そして、四人に向かって元気よく声を張った。
「みんな! こちらが、この前のビーチライブからスポンサーになってくださっている、深川蓮様だよ!」
しかし、四人の反応は素っ気なかった。
いや、それを通り越して無関心そのものだった。
誰一人、心愛さんに返事をしようとしない。
「もう、みんな! スポンサー様がこうして直接来てくれたんだよ? 挨拶くらいしようよ!」
見かねた心愛さんが四人に近づき、無理やり立ち上がらせた。
さっきの黒髪ボブが、明らかに面倒くさそうにため息をついた。
「どうも」
「あ、はい、どうも」
「ちゃんとアイドルらしく可愛く挨拶しなきゃ、何それ!」
その言葉に、黒髪ボブが心愛さんを睨みつけた。
「あんたのスポンサー様でしょ? 私たちのスポンサー様じゃなくて」
「え? ち、違うよ! あたしだけじゃなくて、地雷ちゃんシンドロームを支援してくださってるんだよ?」
「そう? じゃあ、今日心愛ちゃんが乗ってきたあの車は何? 心愛ちゃんしか乗れないやつでしょ?」
「い、いや、それは……」
しまった、俺が心愛さんだけを特別扱いしていると思われているのか。
俺は小さく咳払いをして、気まずい空気の中に割って入った。
「一か月間の専属ハイヤーについては、心愛さんだけでなく、ご希望であれば他の皆さんにも提供するつもりです」
「へえ、そうなんですか。
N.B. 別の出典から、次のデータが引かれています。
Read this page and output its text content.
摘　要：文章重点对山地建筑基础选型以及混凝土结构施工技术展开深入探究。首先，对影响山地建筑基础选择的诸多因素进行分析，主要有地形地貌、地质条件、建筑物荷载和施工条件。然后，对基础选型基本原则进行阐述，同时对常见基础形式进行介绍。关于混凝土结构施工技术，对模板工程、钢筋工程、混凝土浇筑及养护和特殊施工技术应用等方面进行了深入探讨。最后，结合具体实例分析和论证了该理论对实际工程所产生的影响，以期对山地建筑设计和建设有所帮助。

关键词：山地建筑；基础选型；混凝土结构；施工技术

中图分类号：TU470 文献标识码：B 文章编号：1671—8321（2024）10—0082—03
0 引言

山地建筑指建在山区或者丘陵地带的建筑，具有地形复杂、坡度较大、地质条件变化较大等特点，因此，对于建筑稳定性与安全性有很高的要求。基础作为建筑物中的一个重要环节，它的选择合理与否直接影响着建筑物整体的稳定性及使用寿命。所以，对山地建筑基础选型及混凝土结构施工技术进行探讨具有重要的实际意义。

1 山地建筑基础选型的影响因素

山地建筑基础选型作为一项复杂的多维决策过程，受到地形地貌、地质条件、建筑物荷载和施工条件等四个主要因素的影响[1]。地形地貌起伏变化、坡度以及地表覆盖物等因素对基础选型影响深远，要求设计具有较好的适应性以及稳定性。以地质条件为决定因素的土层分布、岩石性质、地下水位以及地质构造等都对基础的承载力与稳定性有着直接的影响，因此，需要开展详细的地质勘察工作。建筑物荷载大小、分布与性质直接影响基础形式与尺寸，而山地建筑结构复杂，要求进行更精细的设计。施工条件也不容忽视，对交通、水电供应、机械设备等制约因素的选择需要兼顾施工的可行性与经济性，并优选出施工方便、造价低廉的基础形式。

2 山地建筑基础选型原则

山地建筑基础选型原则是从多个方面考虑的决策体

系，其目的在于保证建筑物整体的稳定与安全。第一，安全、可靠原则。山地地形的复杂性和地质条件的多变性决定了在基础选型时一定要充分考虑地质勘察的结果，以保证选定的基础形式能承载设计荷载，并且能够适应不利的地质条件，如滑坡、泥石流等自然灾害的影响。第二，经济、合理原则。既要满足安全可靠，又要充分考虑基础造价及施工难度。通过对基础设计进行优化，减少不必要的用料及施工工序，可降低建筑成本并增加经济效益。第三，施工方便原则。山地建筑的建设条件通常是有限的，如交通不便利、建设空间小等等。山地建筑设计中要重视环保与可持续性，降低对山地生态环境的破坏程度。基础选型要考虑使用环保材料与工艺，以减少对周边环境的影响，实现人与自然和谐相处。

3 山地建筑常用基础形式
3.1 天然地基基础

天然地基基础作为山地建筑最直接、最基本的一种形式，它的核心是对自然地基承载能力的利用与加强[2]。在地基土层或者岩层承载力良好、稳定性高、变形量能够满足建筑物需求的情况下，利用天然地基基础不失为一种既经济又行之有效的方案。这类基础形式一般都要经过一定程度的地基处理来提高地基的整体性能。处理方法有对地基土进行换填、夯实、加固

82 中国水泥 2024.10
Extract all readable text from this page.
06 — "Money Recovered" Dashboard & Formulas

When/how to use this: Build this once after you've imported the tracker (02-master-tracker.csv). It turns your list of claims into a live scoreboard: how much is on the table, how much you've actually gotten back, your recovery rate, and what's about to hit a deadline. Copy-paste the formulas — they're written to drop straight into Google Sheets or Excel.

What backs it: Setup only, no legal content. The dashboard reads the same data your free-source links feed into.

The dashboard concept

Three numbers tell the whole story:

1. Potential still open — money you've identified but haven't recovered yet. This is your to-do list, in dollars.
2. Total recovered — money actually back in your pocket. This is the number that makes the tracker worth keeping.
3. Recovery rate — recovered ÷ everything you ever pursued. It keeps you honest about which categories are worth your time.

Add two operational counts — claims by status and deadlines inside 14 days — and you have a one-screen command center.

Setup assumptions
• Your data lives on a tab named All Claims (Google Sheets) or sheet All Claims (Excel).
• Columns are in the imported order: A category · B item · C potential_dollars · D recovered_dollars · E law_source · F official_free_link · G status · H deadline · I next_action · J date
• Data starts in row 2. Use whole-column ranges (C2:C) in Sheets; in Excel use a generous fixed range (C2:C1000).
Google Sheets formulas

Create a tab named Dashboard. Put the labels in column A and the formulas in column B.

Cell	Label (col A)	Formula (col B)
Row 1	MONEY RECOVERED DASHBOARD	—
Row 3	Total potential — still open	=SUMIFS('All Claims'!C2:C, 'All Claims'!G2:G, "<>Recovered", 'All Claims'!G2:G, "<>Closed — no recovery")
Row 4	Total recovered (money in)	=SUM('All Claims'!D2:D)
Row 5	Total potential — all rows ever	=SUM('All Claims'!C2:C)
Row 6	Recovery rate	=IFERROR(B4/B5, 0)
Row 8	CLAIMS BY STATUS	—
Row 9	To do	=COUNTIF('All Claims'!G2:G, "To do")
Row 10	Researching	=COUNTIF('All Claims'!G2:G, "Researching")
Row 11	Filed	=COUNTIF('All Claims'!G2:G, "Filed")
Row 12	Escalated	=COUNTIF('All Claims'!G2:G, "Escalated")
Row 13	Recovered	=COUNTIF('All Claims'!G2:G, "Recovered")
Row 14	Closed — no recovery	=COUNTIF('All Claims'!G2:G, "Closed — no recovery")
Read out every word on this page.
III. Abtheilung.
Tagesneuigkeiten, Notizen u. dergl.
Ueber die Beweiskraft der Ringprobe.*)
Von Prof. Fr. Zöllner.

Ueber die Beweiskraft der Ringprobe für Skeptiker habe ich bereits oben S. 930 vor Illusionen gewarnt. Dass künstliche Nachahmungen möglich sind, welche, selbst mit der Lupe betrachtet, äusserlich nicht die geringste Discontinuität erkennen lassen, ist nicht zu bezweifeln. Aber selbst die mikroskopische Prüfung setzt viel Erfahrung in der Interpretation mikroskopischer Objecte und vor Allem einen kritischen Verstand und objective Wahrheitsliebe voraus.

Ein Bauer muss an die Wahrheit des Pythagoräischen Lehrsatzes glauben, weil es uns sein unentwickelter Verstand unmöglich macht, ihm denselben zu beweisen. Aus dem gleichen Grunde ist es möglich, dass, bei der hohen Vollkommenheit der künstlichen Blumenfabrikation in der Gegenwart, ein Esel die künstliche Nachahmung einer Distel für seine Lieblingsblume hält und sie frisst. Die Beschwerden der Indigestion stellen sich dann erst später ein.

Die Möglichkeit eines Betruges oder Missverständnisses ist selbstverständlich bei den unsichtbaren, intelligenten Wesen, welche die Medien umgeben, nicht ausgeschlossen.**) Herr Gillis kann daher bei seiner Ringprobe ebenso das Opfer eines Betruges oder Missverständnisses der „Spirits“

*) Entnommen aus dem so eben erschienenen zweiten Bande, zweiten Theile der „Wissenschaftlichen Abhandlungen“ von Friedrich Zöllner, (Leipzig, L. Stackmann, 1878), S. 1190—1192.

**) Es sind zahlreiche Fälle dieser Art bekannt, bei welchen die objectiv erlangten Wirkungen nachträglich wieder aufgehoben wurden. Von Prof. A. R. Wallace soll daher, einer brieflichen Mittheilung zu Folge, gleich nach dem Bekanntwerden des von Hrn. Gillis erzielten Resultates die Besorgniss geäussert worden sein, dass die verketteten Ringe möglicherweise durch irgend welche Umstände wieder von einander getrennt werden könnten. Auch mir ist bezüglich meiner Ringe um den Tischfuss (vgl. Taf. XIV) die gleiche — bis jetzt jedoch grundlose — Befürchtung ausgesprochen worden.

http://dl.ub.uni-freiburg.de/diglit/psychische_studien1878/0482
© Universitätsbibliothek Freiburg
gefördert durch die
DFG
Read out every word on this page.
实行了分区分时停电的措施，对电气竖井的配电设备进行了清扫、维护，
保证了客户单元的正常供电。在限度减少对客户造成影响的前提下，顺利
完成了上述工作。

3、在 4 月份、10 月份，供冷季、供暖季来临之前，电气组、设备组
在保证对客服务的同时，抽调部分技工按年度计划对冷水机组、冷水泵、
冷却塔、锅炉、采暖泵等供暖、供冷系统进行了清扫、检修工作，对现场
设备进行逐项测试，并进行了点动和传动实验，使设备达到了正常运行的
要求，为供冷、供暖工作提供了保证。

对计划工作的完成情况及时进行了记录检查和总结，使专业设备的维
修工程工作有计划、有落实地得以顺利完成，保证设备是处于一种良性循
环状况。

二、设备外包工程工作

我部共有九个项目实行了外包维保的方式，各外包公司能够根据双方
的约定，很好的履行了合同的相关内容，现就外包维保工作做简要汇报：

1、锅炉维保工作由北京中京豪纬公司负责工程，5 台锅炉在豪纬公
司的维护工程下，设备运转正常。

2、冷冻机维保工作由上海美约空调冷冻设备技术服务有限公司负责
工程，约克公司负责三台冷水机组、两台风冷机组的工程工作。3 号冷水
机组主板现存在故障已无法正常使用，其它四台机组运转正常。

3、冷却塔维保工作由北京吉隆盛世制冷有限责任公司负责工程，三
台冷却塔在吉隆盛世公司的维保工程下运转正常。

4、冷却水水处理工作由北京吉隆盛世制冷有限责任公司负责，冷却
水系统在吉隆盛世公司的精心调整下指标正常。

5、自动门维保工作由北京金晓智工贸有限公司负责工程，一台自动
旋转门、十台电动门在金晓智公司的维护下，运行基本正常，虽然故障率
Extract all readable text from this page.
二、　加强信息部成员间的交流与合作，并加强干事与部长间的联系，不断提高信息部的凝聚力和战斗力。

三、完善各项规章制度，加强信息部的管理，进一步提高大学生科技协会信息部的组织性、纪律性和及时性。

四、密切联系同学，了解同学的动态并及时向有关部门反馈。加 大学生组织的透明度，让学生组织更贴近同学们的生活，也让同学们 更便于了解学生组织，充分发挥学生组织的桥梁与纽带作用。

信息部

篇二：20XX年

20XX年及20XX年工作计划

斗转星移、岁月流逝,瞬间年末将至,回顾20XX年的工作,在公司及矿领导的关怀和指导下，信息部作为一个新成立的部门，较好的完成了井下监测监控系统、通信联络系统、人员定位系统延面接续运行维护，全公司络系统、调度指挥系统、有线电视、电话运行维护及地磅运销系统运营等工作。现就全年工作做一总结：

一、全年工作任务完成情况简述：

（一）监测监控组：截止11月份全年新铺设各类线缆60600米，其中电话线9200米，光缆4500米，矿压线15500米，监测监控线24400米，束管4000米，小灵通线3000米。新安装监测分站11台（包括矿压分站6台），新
そりゃどうも」
黒髪ボブが鼻で笑った。
「心愛ちゃんはいいね。ファンも事務所もスポンサーも、みんな心愛ちゃんを優先してくれるんだもん。まあ、それもそうか。歌もダンスも一番上手いし、私たちの中で一番可愛いし」
「み、みんなも上手いじゃん? 可愛いし!」
「私たちもよく分かってるよ。私たちが何一つ、心愛ちゃんには勝てないってこと」
他の三人も、ただ黙って立ち尽くしているだけだった。
誰も黒髪ボブの言葉に反論しなかった。
「今日も心愛ちゃんを引き立たせるための装置として頑張るから、よろしくね?」
どうして俺は、こんな気まずい空間に居合わせてしまったのだろう。
ふと、愛理の言葉が脳裏をよぎる。
アイドル特有のキラキラした雰囲気があまり好きじゃない、と言っていたことを。
……一体ここのどこにキラキラ感があるというのか、愛理を小一時間問い詰めたくなった。